[SPARK-13873] [SQL] Avoid copy of UnsafeRow when there is no join in whole stage codegen

## What changes were proposed in this pull request? We need to copy the UnsafeRow since a Join could produce multiple rows from single input rows. We could avoid that if there is no join (or the join will not produce multiple rows) inside WholeStageCodegen. Updated the benchmark for `collect`, we could see 20-30% speedup. ## How was this patch tested? existing unit tests. Author: Davies Liu <davies@databricks.com> Closes #11740 from davies/avoid_copy2.

[SPARK-13873] [SQL] Avoid copy of UnsafeRow when there is no join in whole stage codegen
c100d31d · Davies Liu · Davies Liu · 917f4000 · c100d31d · c100d31d
Commit c100d31d authored 9 years ago by Davies Liu Committed by Davies Liu 9 years ago
--- a/sql/catalyst/src/main/scala/org/apache/spark/sql/catalyst/expressions/codegen/CodeGenerator.scala
+++ b/sql/catalyst/src/main/scala/org/apache/spark/sql/catalyst/expressions/codegen/CodeGenerator.scala
@@ -77,6 +77,16 @@ class CodegenContext {
    */
  var currentVars: Seq[ExprCode] = null

+  /**
+   * Whether should we copy the result rows or not.
+   *
+   * If any operator inside WholeStageCodegen generate multiple rows from a single row (for
+   * example, Join), this should be true.
+   *
+   * If an operator starts a new pipeline, this should be reset to false before calling `consume()`.
+   */
+  var copyResult: Boolean = false
+
  /**
   * Holding expressions' mutable states like `MonotonicallyIncreasingID.count` as a
   * 3-tuple: java type, variable name, code to init it.

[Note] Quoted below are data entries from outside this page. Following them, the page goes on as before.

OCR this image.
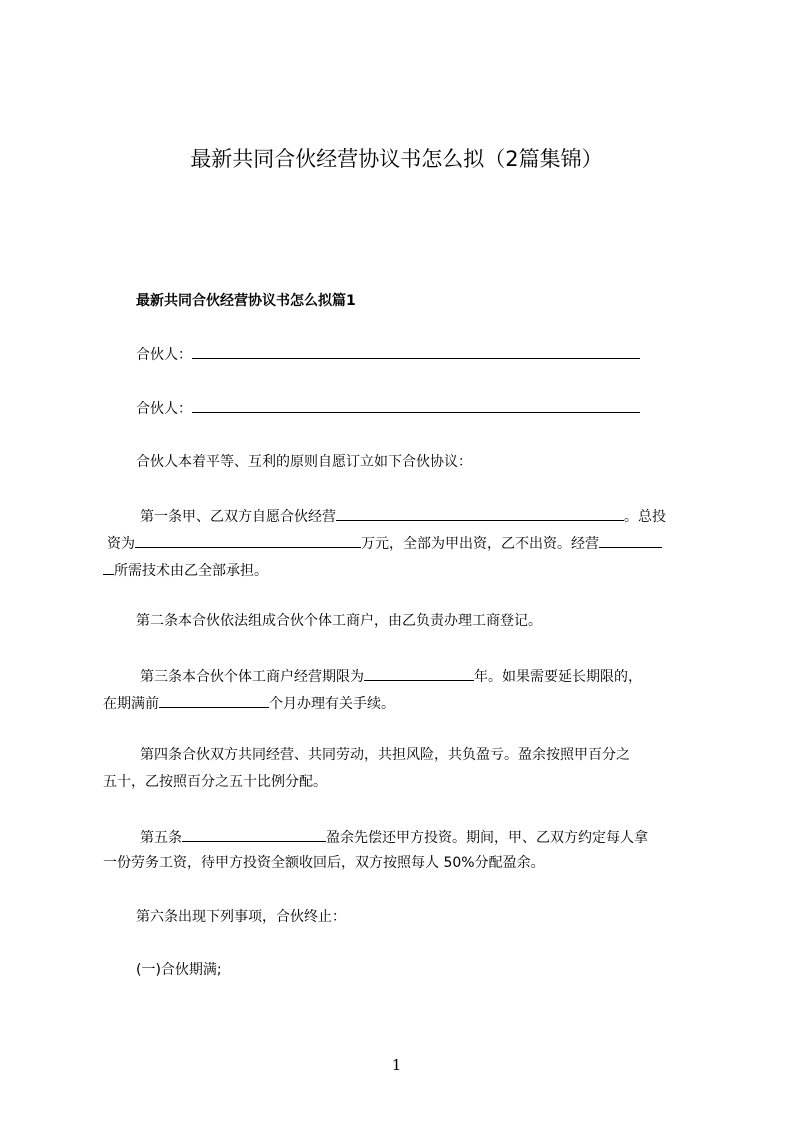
最新共同合伙经营协议书怎么拟（2篇集锦）
最新共同合伙经营协议书怎么拟篇1
合伙人：
合伙人：
合伙人本着平等、互利的原则自愿订立如下合伙协议：
第一条甲、乙双方自愿合伙经营	。总投
资为	万元，全部为甲出资，乙不出资。经营
所需技术由乙全部承担。
第二条本合伙依法组成合伙个体工商户，由乙负责办理工商登记。
第三条本合伙个体工商户经营期限为	年。如果需要延长期限的，
在期满前	个月办理有关手续。
第四条合伙双方共同经营、共同劳动，共担风险，共负盈亏。盈余按照甲百分之
五十，乙按照百分之五十比例分配。
第五条	盈余先偿还甲方投资。期间，甲、乙双方约定每人拿
一份劳务工资，待甲方投资全额收回后，双方按照每人 50%分配盈余。
第六条出现下列事项，合伙终止：
(一)合伙期满;
1
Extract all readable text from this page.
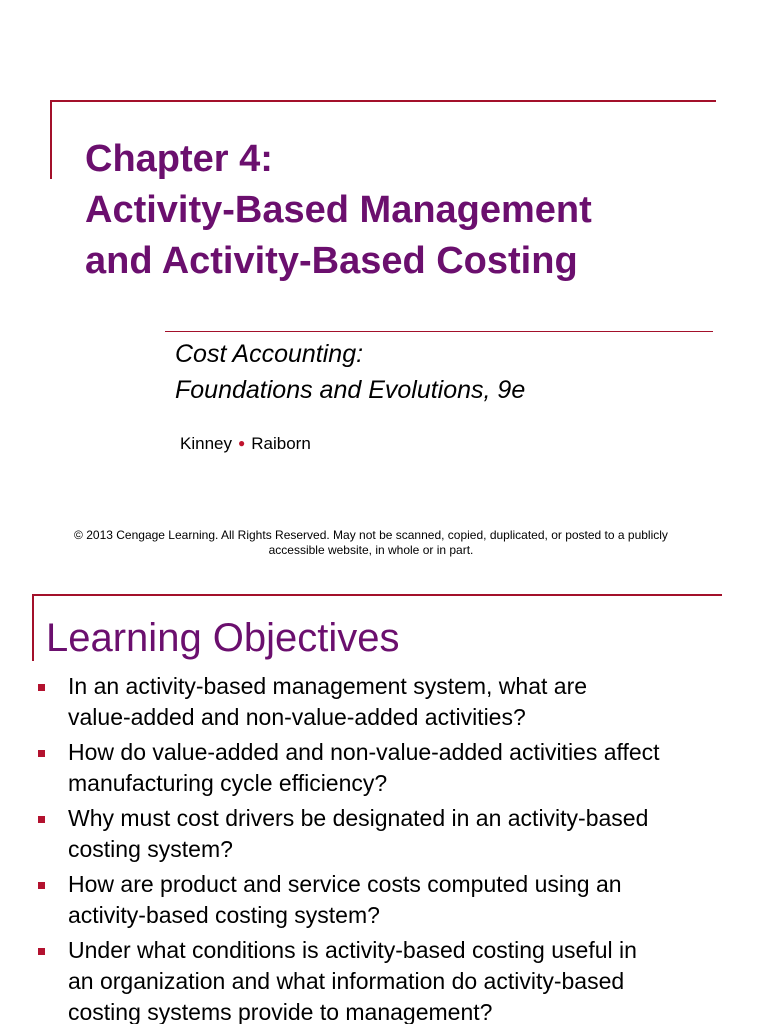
Chapter 4:
Activity-Based Management
and Activity-Based Costing
Cost Accounting:
Foundations and Evolutions, 9e
Kinney ● Raiborn
© 2013 Cengage Learning. All Rights Reserved. May not be scanned, copied, duplicated, or posted to a publicly
accessible website, in whole or in part.
Learning Objectives
In an activity-based management system, what are
value-added and non-value-added activities?
How do value-added and non-value-added activities affect
manufacturing cycle efficiency?
Why must cost drivers be designated in an activity-based
costing system?
How are product and service costs computed using an
activity-based costing system?
Under what conditions is activity-based costing useful in
an organization and what information do activity-based
costing systems provide to management?
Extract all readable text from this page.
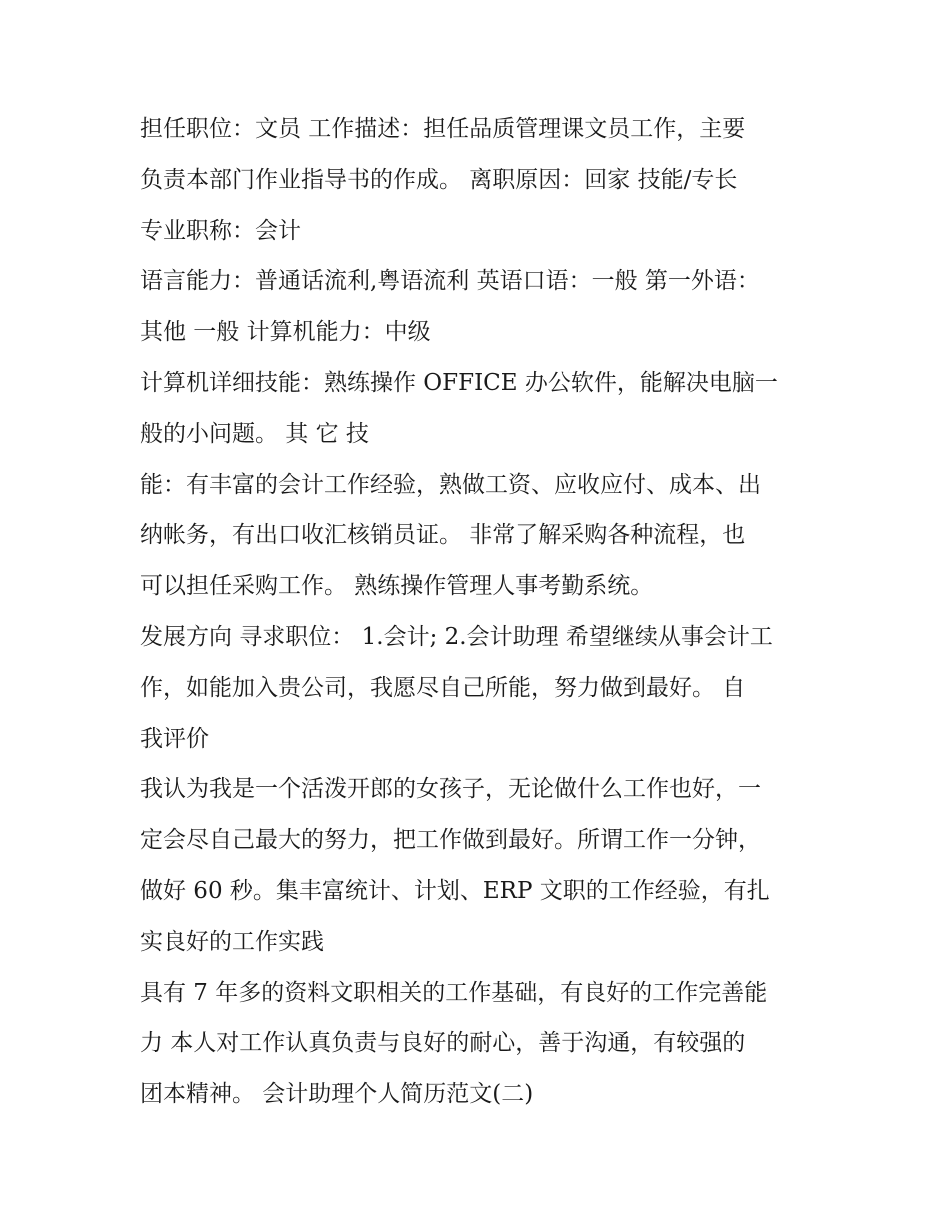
担任职位：文员 工作描述：担任品质管理课文员工作，主要
负责本部门作业指导书的作成。 离职原因：回家 技能/专长
专业职称：会计
语言能力：普通话流利,粤语流利 英语口语：一般 第一外语：
其他 一般 计算机能力：中级
计算机详细技能：熟练操作 OFFICE 办公软件，能解决电脑一
般的小问题。 其 它 技
能：有丰富的会计工作经验，熟做工资、应收应付、成本、出
纳帐务，有出口收汇核销员证。 非常了解采购各种流程，也
可以担任采购工作。 熟练操作管理人事考勤系统。
发展方向 寻求职位： 1.会计; 2.会计助理 希望继续从事会计工
作，如能加入贵公司，我愿尽自己所能，努力做到最好。 自
我评价
我认为我是一个活泼开郎的女孩子，无论做什么工作也好，一
定会尽自己最大的努力，把工作做到最好。所谓工作一分钟，
做好 60 秒。集丰富统计、计划、ERP 文职的工作经验，有扎
实良好的工作实践
具有 7 年多的资料文职相关的工作基础，有良好的工作完善能
力 本人对工作认真负责与良好的耐心，善于沟通，有较强的
团本精神。 会计助理个人简历范文(二)
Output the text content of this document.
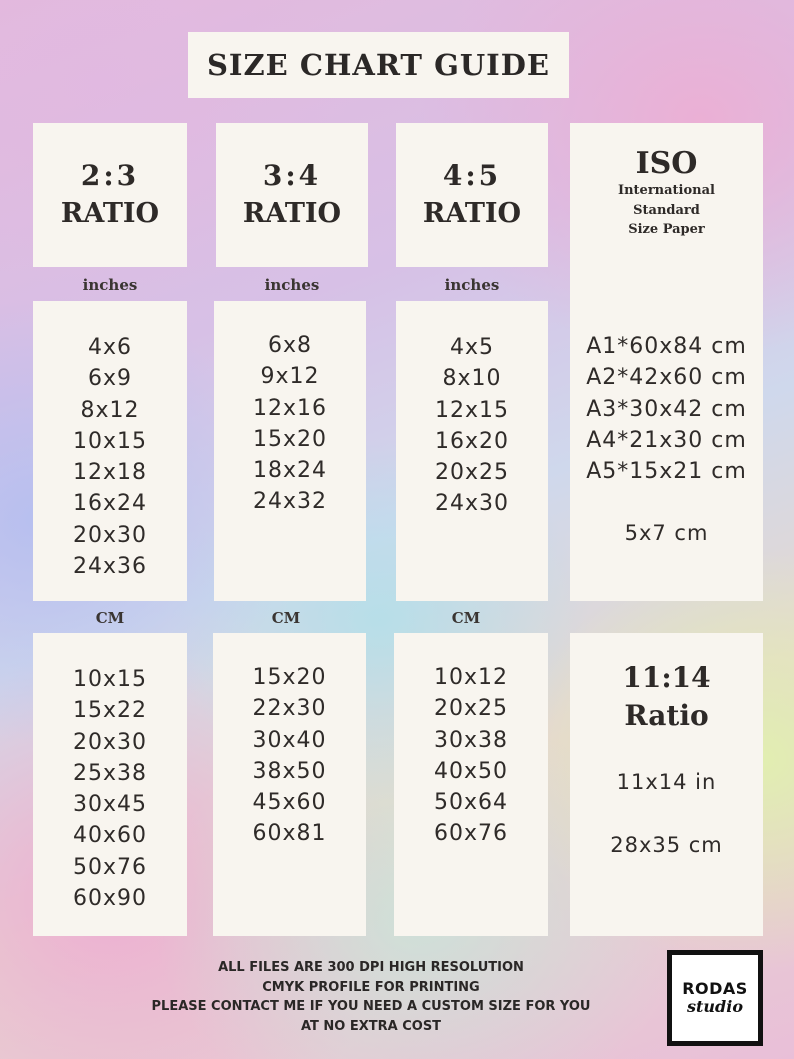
SIZE CHART GUIDE
2:3
RATIO
inches
4x6
6x9
8x12
10x15
12x18
16x24
20x30
24x36
CM
10x15
15x22
20x30
25x38
30x45
40x60
50x76
60x90
3:4
RATIO
inches
6x8
9x12
12x16
15x20
18x24
24x32
CM
15x20
22x30
30x40
38x50
45x60
60x81
4:5
RATIO
inches
4x5
8x10
12x15
16x20
20x25
24x30
CM
10x12
20x25
30x38
40x50
50x64
60x76
ISO
International
Standard
Size Paper
A1*60x84 cm
A2*42x60 cm
A3*30x42 cm
A4*21x30 cm
A5*15x21 cm
5x7 cm
11:14
Ratio
11x14 in
28x35 cm
ALL FILES ARE 300 DPI HIGH RESOLUTION
CMYK PROFILE FOR PRINTING
PLEASE CONTACT ME IF YOU NEED A CUSTOM SIZE FOR YOU
AT NO EXTRA COST
RODAS
studio
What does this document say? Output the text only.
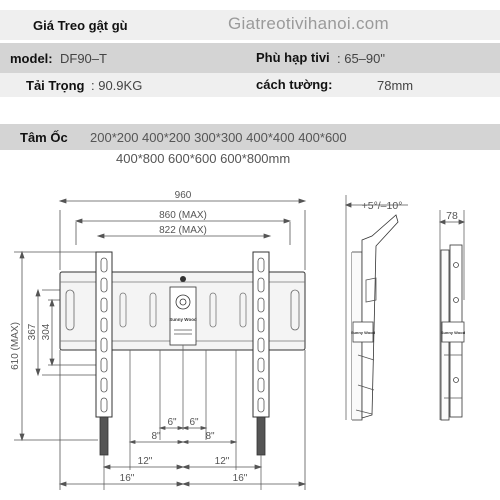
Giá Treo gật gù	Giatreotivihanoi.com
model: DF90–T	Phù hạp tivi : 65–90"
Tải Trọng : 90.9KG	cách tường:	78mm
Tâm Ốc 200*200 400*200 300*300 400*400 400*600
400*800 600*600 600*800mm
960
860 (MAX)
822 (MAX)
610 (MAX) 367 304
Sunny Wood
6" 6"
8"	8"
12"	12"
16"	16"
+5°/–10°
Sunny Wood
78
Sunny Wood
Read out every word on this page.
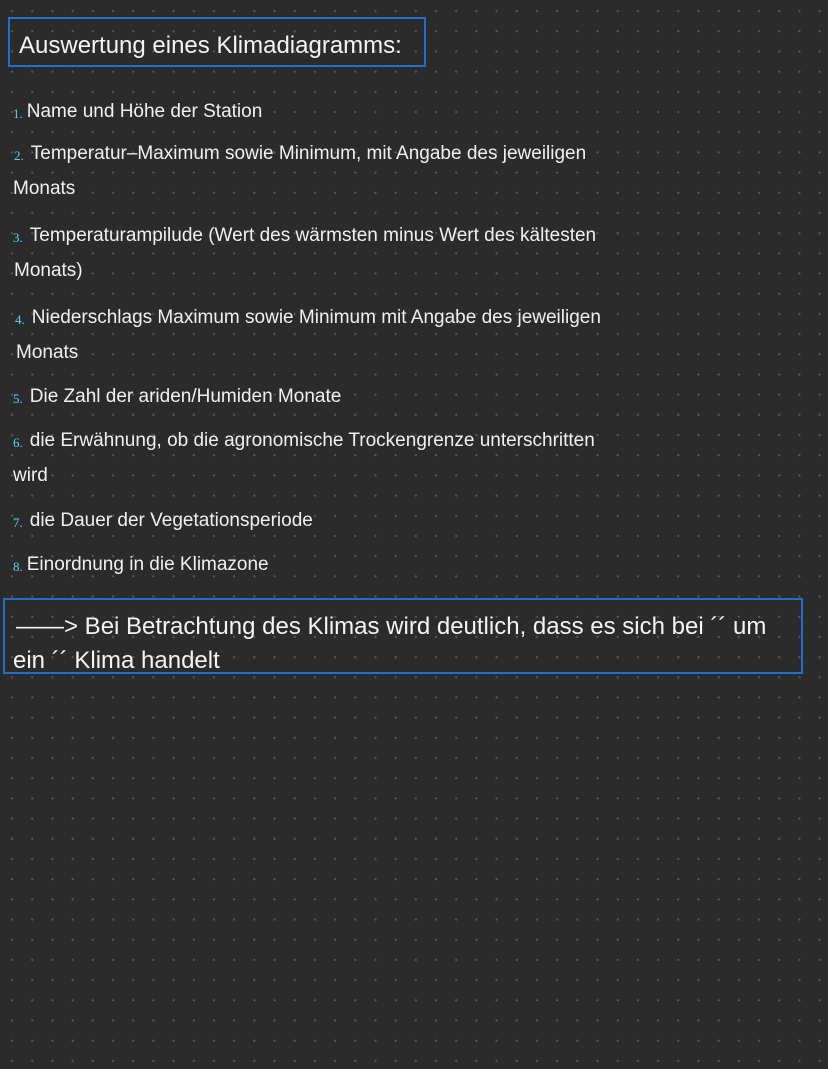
Auswertung eines Klimadiagramms:
1. Name und Höhe der Station
2. Temperatur–Maximum sowie Minimum, mit Angabe des jeweiligen
Monats
3. Temperaturampilude (Wert des wärmsten minus Wert des kältesten
Monats)
4. Niederschlags Maximum sowie Minimum mit Angabe des jeweiligen
Monats
5. Die Zahl der ariden/Humiden Monate
6. die Erwähnung, ob die agronomische Trockengrenze unterschritten
wird
7. die Dauer der Vegetationsperiode
8. Einordnung in die Klimazone
——> Bei Betrachtung des Klimas wird deutlich, dass es sich bei ´´ um
ein ´´ Klima handelt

--- a/sql/core/src/main/scala/org/apache/spark/sql/execution/Expand.scala
+++ b/sql/core/src/main/scala/org/apache/spark/sql/execution/Expand.scala
@@ -187,6 +187,7 @@ case class Expand(
    val i = ctx.freshName("i")
    // these column have to declared before the loop.
    val evaluate = evaluateVariables(outputColumns)
+    ctx.copyResult = true
    s"""
       |$evaluate
       |for (int $i = 0; $i < ${projections.length}; $i ++) {

--- a/sql/core/src/main/scala/org/apache/spark/sql/execution/GroupedIterator.scala
+++ b/sql/core/src/main/scala/org/apache/spark/sql/execution/GroupedIterator.scala
@@ -115,7 +115,8 @@ class GroupedIterator private(
      false
    } else {
      // Skip to next group.
-      while (input.hasNext && keyOrdering.compare(currentGroup, currentRow) == 0) {
+      // currentRow may be overwritten by `hasNext`, so we should compare them first.
+      while (keyOrdering.compare(currentGroup, currentRow) == 0 && input.hasNext) {
        currentRow = input.next()
      }


--- a/sql/core/src/main/scala/org/apache/spark/sql/execution/Sort.scala
+++ b/sql/core/src/main/scala/org/apache/spark/sql/execution/Sort.scala
@@ -111,7 +111,6 @@ case class Sort(
    val needToSort = ctx.freshName("needToSort")
    ctx.addMutableState("boolean", needToSort, s"$needToSort = true;")

-
    // Initialize the class member variables. This includes the instance of the Sorter and
    // the iterator to return sorted rows.
    val thisPlan = ctx.addReferenceObj("plan", this)
@@ -132,6 +131,10 @@ case class Sort(
        | }
      """.stripMargin.trim)

+    // The child could change `copyResult` to true, but we had already consumed all the rows,
+    // so `copyResult` should be reset to `false`.
+    ctx.copyResult = false
+
    val outputRow = ctx.freshName("outputRow")
    val dataSize = metricTerm(ctx, "dataSize")
    val spillSize = metricTerm(ctx, "spillSize")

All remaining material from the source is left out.